I'm intrigued by art, and working with flowers in a way that allows them to have a conversation with the painting has become a way to express my emotions through design.
The Painting That Never Left Me
I have returned to The Scream again and again throughout my life, not because it is beautiful in any comfortable sense, but because it is honest. Munch painted not the world as it appeared, but the world as it felt from inside. The swirling sky, the dissolving figure, the landscape warped by inner pressure: everything bends to serve the emotion. That is the work of a master who trusted feeling above form.
This is my favourite painting, for its raw emotional intensity, for its refusal to look away, and for its ability to speak directly and universally about the human condition. It was this powerful emotional impact that became the starting point for my floral interpretation.
Color as Conflict
In Expressionism, color is never decoration. It is a carrier of a psychological state. The burning orange of Munch's sky is not a sunset; it is dread made visible. I built my composition around this same tension: the warm, urgent oranges and deep crimson reds pressing against cool, heavy blues and near-blacks. Where these colors meet, the eye cannot settle. It is the visual equivalent of held breath.

Each flower was chosen not for prettiness but for emotional weight. The dark-centred orange flowers carry that anxious warmth of the painting's horizon. The deep blue-violets introduce the cold undercurrent; the sense of something unresolved, something pressing inward. The contrast between them is not decorative contrast. It is an inner conflict made physical.
Lines That Cannot Rest
One of the defining gestures in Munch's work is the undulating line; the landscape flows in waves, the sky writhes, and even the bridge bends as if under emotional strain. There is no straight edge, no fixed horizon. Everything is in motion, and that motion is internal as much as it is spatial.

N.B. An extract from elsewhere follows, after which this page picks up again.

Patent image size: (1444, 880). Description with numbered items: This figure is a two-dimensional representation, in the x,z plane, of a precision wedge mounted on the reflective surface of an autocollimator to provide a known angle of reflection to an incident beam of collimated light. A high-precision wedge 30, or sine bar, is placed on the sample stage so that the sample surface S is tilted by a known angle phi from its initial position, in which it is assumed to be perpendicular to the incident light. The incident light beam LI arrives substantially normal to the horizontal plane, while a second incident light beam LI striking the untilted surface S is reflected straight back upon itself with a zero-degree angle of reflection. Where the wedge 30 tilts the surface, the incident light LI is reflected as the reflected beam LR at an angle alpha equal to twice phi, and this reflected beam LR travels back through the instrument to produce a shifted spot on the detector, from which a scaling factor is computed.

The stems in this composition follow that same rhythm. They curve and twist rather than stand upright. The blooms are arranged not in a comfortable symmetry but at irregular angles, some tipping away, some leaning into each other, some half-open as if mid-gesture. The arrangement appears to breathe, expanding and contracting, without a single point of stillness where the eye can anchor.
The Asymmetry of Feeling
Munch deliberately avoided symmetry because symmetry implies equilibrium, and The Scream is the opposite of equilibrium. It is the image of someone for whom the world has tipped irreversibly. In floral design, we are so often told to seek balance, to distribute weight, to mirror, to resolve. I wanted to resist that instinct entirely.
In this composition, the flowers fall unevenly across the space. Some clusters; others are isolated. A loose petal hovers untethered. The composition refuses closure. Each element functions as part of a shared emotional field rather than as a discrete object in a tidy arrangement. Floral design becomes, here, a way of expressing what cannot otherwise be said — the vibration of feeling, the instability of the inner self, the beauty and terror of being fully alive to one's own experience.
Expression Without Words
What moves me most about Expressionism is the belief that art does not need to explain itself; it only needs to transmit. A viewer standing before The Scream does not require art-historical context to feel what it is doing. It reaches through the surface immediately, viscerally, personally.
That is what I hope for in floral work, too. Not arrangements that are admired from a polite distance, but compositions that touch something in the person who encounters them. If even one person looks at these flowers and feels recognized, feels that this chaos, this color, this restless motion mirrors something they carry inside, then the work has done what I made it to do.
Munch permitted us to be honest about interior life. These flowers are my own way of taking that permission seriously.